Today's IP networks will segment local traffic into VLANs; over the WAN assign specific QoS classes and virtual routing and forwarding, and optimize TCP/UDP flows; and in the data center use VXLAN for segmentation and rely on overbuilding for QoS. A few examples of today's segmented networks are:

  1. Voice -- Real-time communication with its own network
  2. Telepresence -- Immersive room-based video systems
  3. Payments -- Credit-card authorizations
  4. Guest WiFi -- Non-employee network access

The problem with today's hodge-podge of technologies is that it doesn't allow an end-to-end view, which is becoming especially critical since mobile users and cloud-based applications are on different networks. To solve this problem, networks must become more intelligent. Moving up the stack to Layer 5, the session layer, where intelligent services reside (see diagram below for an overview of the OSI model and the services provided in the session layer).

OSI Reference Model

The session layer, the most critical layer for an intelligent Application Centric Network (ACN), provides the glue between applications and lower-level network functions. It provides the mechanism for opening, closing, and managing a session between end users and applications. Sessions are stateful and end-to-end, which provides more granular network and security controls for application services. Firewalls, proxies, session border controllers, WAN optimization devices, load balancers, and caching/content delivery networks all manage network state and provide higher-level networking and security functions. Instead of requiring the need to bolt on all these "middleboxes," network routers must provide these functions natively in next-generation networks.

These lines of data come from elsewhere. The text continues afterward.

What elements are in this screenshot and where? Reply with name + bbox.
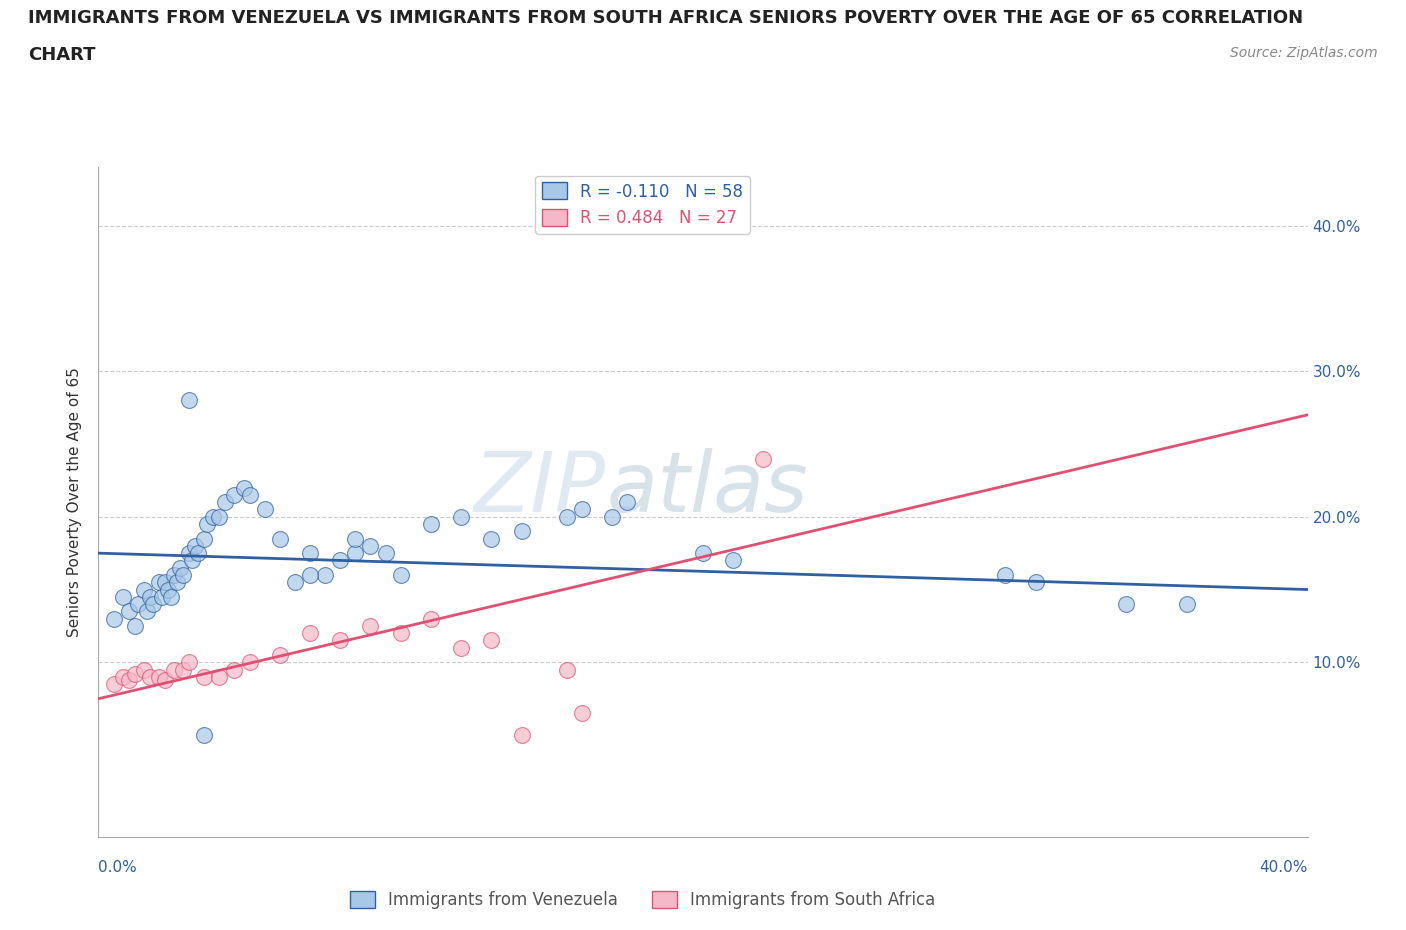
Point: [389, 567, 412, 582]
Point: [208, 670, 231, 684]
Point: [124, 667, 146, 682]
Point: [450, 641, 472, 656]
Point: [752, 451, 775, 466]
Y-axis label: Seniors Poverty Over the Age of 65: Seniors Poverty Over the Age of 65: [67, 367, 83, 637]
Point: [195, 516, 218, 531]
Point: [179, 546, 201, 561]
Point: [148, 575, 170, 590]
Point: [118, 604, 141, 618]
Point: [360, 618, 382, 633]
Point: [193, 670, 215, 684]
Point: [139, 590, 162, 604]
Point: [224, 487, 246, 502]
Point: [111, 670, 134, 684]
Point: [150, 590, 173, 604]
Point: [142, 597, 165, 612]
Point: [329, 553, 352, 568]
Point: [111, 590, 134, 604]
Point: [723, 553, 745, 568]
Point: [374, 546, 396, 561]
Point: [202, 510, 225, 525]
Point: [481, 633, 503, 648]
Point: [284, 575, 307, 590]
Text: Source: ZipAtlas.com: Source: ZipAtlas.com: [1230, 46, 1378, 60]
Point: [239, 655, 262, 670]
Point: [510, 727, 533, 742]
Point: [163, 567, 186, 582]
Point: [420, 516, 443, 531]
Point: [172, 662, 194, 677]
Point: [1024, 575, 1046, 590]
Point: [269, 647, 291, 662]
Point: [571, 502, 593, 517]
Point: [239, 487, 262, 502]
Point: [510, 524, 533, 538]
Point: [232, 480, 254, 495]
Point: [602, 510, 624, 525]
Point: [153, 575, 176, 590]
Point: [179, 392, 201, 407]
Point: [156, 582, 179, 597]
Point: [163, 662, 186, 677]
Point: [344, 546, 367, 561]
Point: [103, 611, 125, 626]
Point: [169, 560, 191, 575]
Point: [299, 626, 322, 641]
Point: [555, 510, 578, 525]
Point: [329, 633, 352, 648]
Point: [420, 611, 443, 626]
Point: [193, 727, 215, 742]
Point: [135, 604, 157, 618]
Point: [187, 546, 209, 561]
Point: [166, 575, 188, 590]
Point: [450, 510, 472, 525]
Point: [224, 662, 246, 677]
Point: [253, 502, 276, 517]
Text: 40.0%: 40.0%: [1260, 860, 1308, 875]
Text: 0.0%: 0.0%: [98, 860, 138, 875]
Point: [1175, 597, 1198, 612]
Text: CHART: CHART: [28, 46, 96, 64]
Point: [179, 655, 201, 670]
Point: [103, 677, 125, 692]
Point: [181, 553, 204, 568]
Point: [692, 546, 714, 561]
Point: [127, 597, 149, 612]
Point: [269, 531, 291, 546]
Point: [214, 495, 236, 510]
Point: [148, 670, 170, 684]
Point: [132, 582, 155, 597]
Point: [193, 531, 215, 546]
Point: [389, 626, 412, 641]
Point: [160, 590, 183, 604]
Point: [571, 706, 593, 721]
Point: [172, 567, 194, 582]
Text: IMMIGRANTS FROM VENEZUELA VS IMMIGRANTS FROM SOUTH AFRICA SENIORS POVERTY OVER T: IMMIGRANTS FROM VENEZUELA VS IMMIGRANTS …: [28, 9, 1303, 27]
Point: [299, 546, 322, 561]
Point: [153, 672, 176, 687]
Point: [616, 495, 638, 510]
Point: [481, 531, 503, 546]
Point: [344, 531, 367, 546]
Point: [208, 510, 231, 525]
Point: [360, 538, 382, 553]
Point: [124, 618, 146, 633]
Point: [994, 567, 1017, 582]
Point: [118, 672, 141, 687]
Point: [299, 567, 322, 582]
Point: [139, 670, 162, 684]
Text: atlas: atlas: [606, 448, 808, 529]
Point: [132, 662, 155, 677]
Text: ZIP: ZIP: [474, 448, 606, 529]
Point: [1115, 597, 1137, 612]
Legend: Immigrants from Venezuela, Immigrants from South Africa: Immigrants from Venezuela, Immigrants fr…: [343, 884, 942, 916]
Point: [184, 538, 207, 553]
Point: [555, 662, 578, 677]
Point: [314, 567, 336, 582]
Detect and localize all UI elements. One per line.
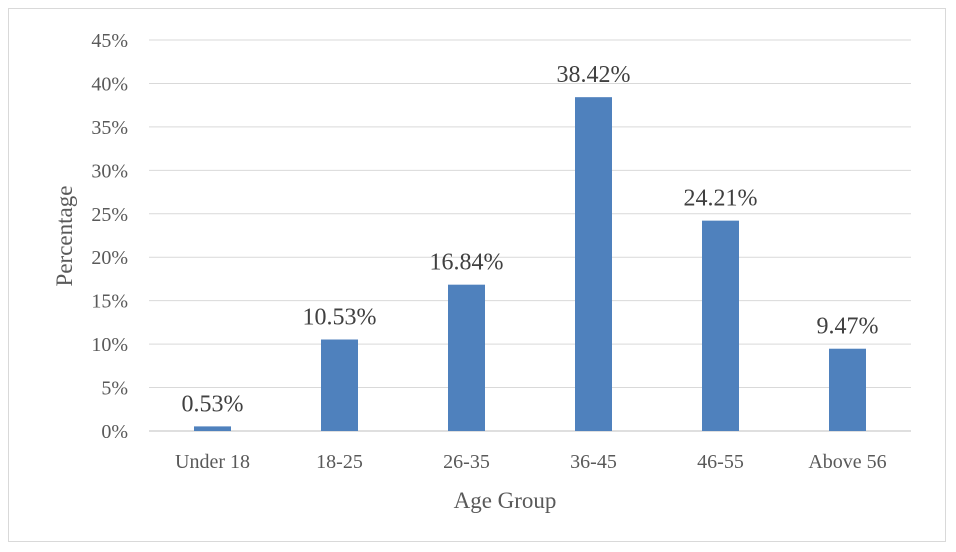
chart-frame	[8, 8, 946, 542]
x-tick-label: 26-35	[443, 451, 490, 473]
data-label: 0.53%	[182, 391, 244, 417]
x-tick-label: Above 56	[808, 451, 886, 473]
y-tick-label: 15%	[91, 291, 128, 313]
x-axis-ticks: Under 18 18-25 26-35 36-45 46-55 Above 56	[175, 451, 887, 473]
x-axis-title: Age Group	[454, 488, 557, 513]
y-tick-label: 0%	[101, 421, 128, 443]
x-tick-label: 46-55	[697, 451, 744, 473]
y-tick-label: 20%	[91, 247, 128, 269]
y-tick-label: 5%	[101, 378, 128, 400]
y-axis-ticks: 0% 5% 10% 15% 20% 25% 30% 35% 40% 45%	[91, 30, 128, 443]
x-tick-label: 18-25	[316, 451, 363, 473]
bar	[575, 97, 612, 432]
data-label: 24.21%	[684, 186, 758, 212]
bar	[829, 348, 866, 431]
bar	[321, 339, 358, 431]
y-axis-title: Percentage	[52, 186, 77, 287]
data-label: 9.47%	[817, 314, 879, 340]
bar	[448, 284, 485, 431]
y-tick-label: 10%	[91, 334, 128, 356]
data-label: 10.53%	[303, 305, 377, 331]
y-tick-label: 45%	[91, 30, 128, 52]
y-tick-label: 40%	[91, 73, 128, 95]
y-tick-label: 30%	[91, 160, 128, 182]
y-tick-label: 35%	[91, 117, 128, 139]
x-tick-label: Under 18	[175, 451, 250, 473]
bars	[194, 97, 866, 432]
data-label: 38.42%	[557, 62, 631, 88]
bar	[194, 426, 231, 431]
gridlines	[149, 39, 911, 432]
bar	[702, 220, 739, 431]
y-tick-label: 25%	[91, 204, 128, 226]
data-label: 16.84%	[430, 250, 504, 276]
data-labels: 0.53% 10.53% 16.84% 38.42% 24.21% 9.47%	[182, 62, 879, 417]
x-tick-label: 36-45	[570, 451, 617, 473]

A sample of services at the session layer fall into the same buckets of:

       1) Security

  • Signaling -- Ability to request and secure network resources at the start of a session, which is a requirement for zero-trust networking
  • Identity Management -- Integrating with directories to be able to verify users and devices
  • Segmentation -- The rules on who is allowed to access what, and keeping the attack surface to a minimum
  • Encryption -- End-to-end TLS and key management
  • Anomaly Detection -- Understanding network use with alerts on misuse or hacking

       2) Performance

  • Optimization -- Managing TCP/UDP flows such as window sizing and rate limiting
  • Prioritization -- Dynamic network prioritization and controls, not only at the start of the session but throughout the entire session as other sessions come and go
  • Intelligent Routing -- Using multiple paths with mid-session stateful failover
  • Content Distribution -- Multi-cast support to distribute videos and files and supporting content at the edge of networks
  • Address Abstraction -- Mapping the naming schema used in applications and directories to network IPv4/6 addresses and TCP/UDP port numbers
  • Session Detail Records -- Monitoring and managing how network resources are consumed and accounting for network usage for planning and billing purposes

A lot of the focus of the software-defined WAN (SD-WAN) market is to provide the glue between applications and the network. The challenge is that SD-WANs use tunnels and overlays such as IPsec and VXLAN, which are Layer 2 and Layer 3 based. These overlays don't work well through firewall/NAT boundaries, so lack end-to-end user-to-application performance and security controls. SD-WAN vendors also partner with the session players to provide many of the stateful, intelligent network services, but finding one that provides all services is difficult.

Some folks will argue that intelligent routing is a Layer 3 function such as using BGP. While routing is a Layer 3 function, intelligent routing has state and end-to-end performance and security controls. For instance, if a link has a burst of errors or high jitter, a Layer 3 routing protocol won't reroute the application unless the link goes down. Layer 3 routers prioritize BGP keepalive packets that monitor a link's health at the highest level, and thus aren't impacted by network congestion, just network outages.

Just like next-generation firewalls are moving further up the stack, next-generation networking is doing the same. The ACN provides all the intelligent session layer features each critical application requires to ensure performance and security requirements are met.